The NDA-II government’s December 20, 2018 decision to give powers to 10 central agencies to snoop on “any” computer they want, had created widespread furore – for it had some key differences from the order issued by the then UPA government in 2009.
In a decision with wide ramifications — and widespread criticism from opposition parties, the Home Ministry had allowed 10 intelligence and investigating agencies and the Delhi Police to intercept, monitor and decrypt “any information” generated, transmitted, received or stored in “any computer”.
It vested the authority on the agencies under Section 69 of the Information Technology Act, 2000 and Rule 4 of the Information Technology Procedure and Safeguards for Interception, Monitoring and Decryption of Information) Rules, 2009.
The 10 agencies are the Intelligence Bureau, the Narcotics Control Bureau, the Enforcement Directorate, the Central Board of Direct Taxes, the Directorate of Revenue Intelligence, the Central Bureau of Investigation, the National Investigation Agency, the Cabinet Secretariat (RAW), the Directorate of Signal Intelligence (for service areas of Jammu and Kashmir, and northeast only), and the Commissioner of Police, Delhi.
This means not just calls or emails, but any data found on a computer can be intercepted, said the report, adding the agencies will also have powers to seize the devices.
Earlier, the IB had no power to seize devices but now, it can.
The notification made it clear that any subscriber or service provider person in charge of any computer resource is bound to extend all facilities and technical assistance to these agencies.
In case any person or entity refuses to cooperate, they can “will face seven years in jail and a fine”.
The major difference with the UPA era order was on the authorisation, which the agencies needed for such action.
“No person shall carry out the interception or monitoring or decryption of any information generated, transmitted, received or stored in any computer resource under sub-section (2) of section 69 of the Act, except by an order issued by the competent authority.
“Provided that in an unavoidable circumstance, such order may be issued by an officer, not below the rank of the Joint Secretary to the Government of India, who has been duly authorised by the competent authority,” said the 2009 order under then Home Minister P. Chidambaram.
“The interception or monitoring or decryption of any information generated, transmitted, received or stored in any computer resource may be carried out with the prior approval of the head or the second senior most officer of the security and law enforcement agency (hereinafter referred to as the said security agency) at the Central level and the officer authorised in this behalf, not below the rank of the Inspector General of Police or an officer of equivalent rank, at the state or Union Territory level,” it had said.
Thus, the earlier order had not allowed the agencies a free hand.
The 2018 Home Ministry order also doesn’t hold that there is going to be any real-time monitoring of an inordinate amount of computer users, or networks. Yet, after the order came out, the impression had gone out that the government will now have all the details of what one does on their phone and computer.
In India, major intelligence agencies like the IB and the RAW operate without legislative or parliamentary oversight. The system as a whole churns out tens of thousands of tapping orders every month, and in states like Uttar Pradesh, local police resort to thumbing through thousands of call data records to track minor crimes.
Soon after the notification was issued in December 2018, Chidambaram said that the authorisation of electronic snooping would destroy the “structure of a free society”.
Communist Party of India-Marxist leader Sitaram Yechury called it a “blatant violation” of the Supreme Court’s recent judgement granting the constitutional right to privacy to all Indians.
But the fact is that the underlying legislation – amendments made to the Information Technology Act, 2000 – was passed 10 years ago by a Congress-led government that was supported by the CPI-M.
These amendments were passed in parliament without debate, or any major protest from then opposition parties like the BJP.
In India, the Central and state governments can snoop on citizens in a targeted manner and intercept information using two different legal mechanisms.
The first is through the Indian Telegraph Act – specifically Section 5(2) and Rule 419A of the Indian Telegraph (Amendment) Rules, 2007.

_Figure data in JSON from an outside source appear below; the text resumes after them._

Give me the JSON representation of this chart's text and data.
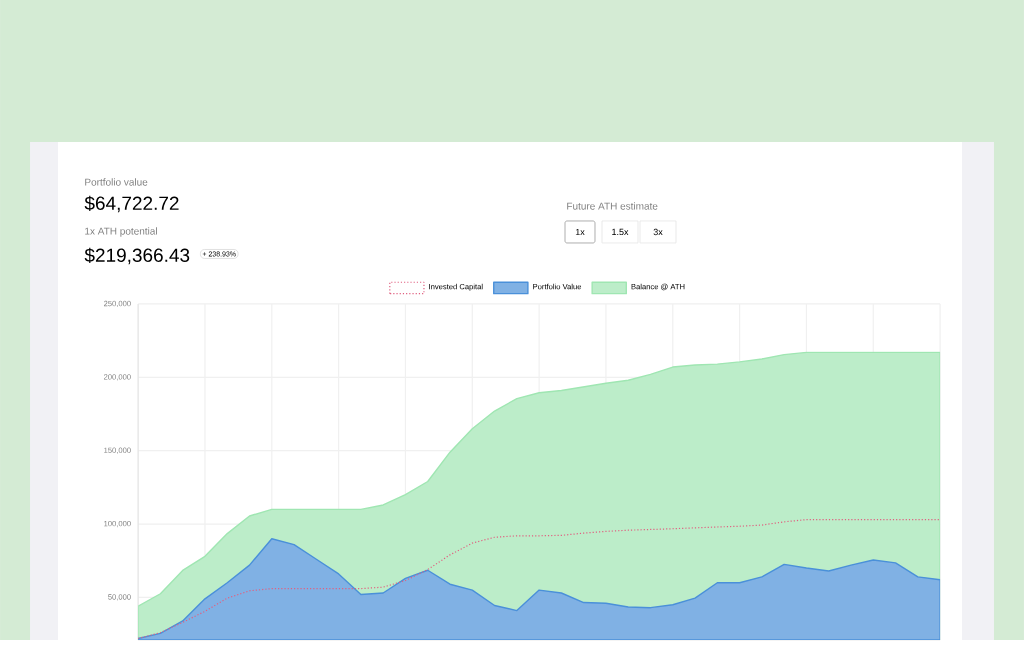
{
  "chart_data": {
    "type": "area",
    "annotations": [
      "Portfolio value",
      "$64,722.72",
      "1x ATH potential",
      "$219,366.43",
      "+ 238.93%",
      "Future ATH estimate",
      "1x",
      "1.5x",
      "3x"
    ],
    "categories": [
      null,
      null,
      null,
      null,
      null,
      null,
      null,
      null,
      null,
      null,
      null,
      null,
      null,
      null,
      null,
      null,
      null,
      null,
      null,
      null,
      null,
      null,
      null,
      null,
      null,
      null,
      null,
      null,
      null,
      null,
      null,
      null,
      null,
      null,
      null,
      null,
      null
    ],
    "ylim": [
      21000,
      250000
    ],
    "yticks": [
      {
        "value": 50000,
        "label": "50,000"
      },
      {
        "value": 100000,
        "label": "100,000"
      },
      {
        "value": 150000,
        "label": "150,000"
      },
      {
        "value": 200000,
        "label": "200,000"
      },
      {
        "value": 250000,
        "label": "250,000"
      }
    ],
    "tick_labels": "y",
    "grid": true,
    "legend": "top",
    "series": [
      {
        "name": "Invested Capital",
        "type": "line",
        "line_style": "dotted",
        "color": "#e06080",
        "values": [
          22000,
          26000,
          33000,
          40500,
          49500,
          54500,
          56000,
          56000,
          56000,
          56000,
          56000,
          57000,
          61500,
          69000,
          79000,
          87000,
          91000,
          92000,
          92000,
          92300,
          93800,
          95000,
          95800,
          96300,
          96800,
          97400,
          98000,
          98500,
          99300,
          101500,
          103000,
          103000,
          103000,
          103000,
          103000,
          103000,
          103000
        ]
      },
      {
        "name": "Portfolio Value",
        "line_style": "solid",
        "color": "#4a90d9",
        "values": [
          22000,
          25500,
          34000,
          49000,
          60000,
          72000,
          90000,
          86000,
          76000,
          66000,
          52000,
          53000,
          63000,
          68500,
          59000,
          55000,
          44500,
          41000,
          55000,
          53000,
          46500,
          46000,
          43500,
          43000,
          45000,
          49500,
          60000,
          60000,
          64000,
          72500,
          70000,
          68000,
          72000,
          75500,
          73500,
          64000,
          62000
        ]
      },
      {
        "name": "Balance @ ATH",
        "line_style": "solid",
        "color": "#9fe6b2",
        "values": [
          44000,
          52500,
          68400,
          78000,
          93500,
          105500,
          110000,
          110000,
          110000,
          110000,
          110000,
          113000,
          120000,
          129000,
          149000,
          165000,
          177000,
          185500,
          189500,
          191000,
          193500,
          196000,
          198000,
          202000,
          207000,
          208400,
          209000,
          210500,
          212500,
          215500,
          217000,
          217000,
          217000,
          217000,
          217000,
          217000,
          217000
        ]
      }
    ]
  }
}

The second was through amendments made to the Information Technology Act in 2008 and 2009, which was changed in 2018. The two relevant parts are Section 69 and Rule 4 of the Information Technology (Procedure and Safeguard for Monitoring and Collecting Traffic Data or Information) Rules.
Each legislation allows different types of information to be intercepted, collected, monitored, or decrypted – and enables snooping in different manners in different conditions.
Broadly speaking, the Telegraph Act deals with traditional phone calls and associated communication, while the IT Act deals with electronic information. With recent leaps in technology, however, the points of difference between both sets of regulation are quite fuzzy.
Under the Telegraph Act, even authorised agencies like the IB or the ED need approval or an order from the Union Home Secretary, or in the case of a state, the Secretary, Home Department. All tapping orders are examined by a review committee after the fact, although the efficacy of this process has been criticised.
The Modi government insisted that the same process applies to electronic snooping under the IT Act, and therefore applies to the agencies that were notified in the circular on December 2018.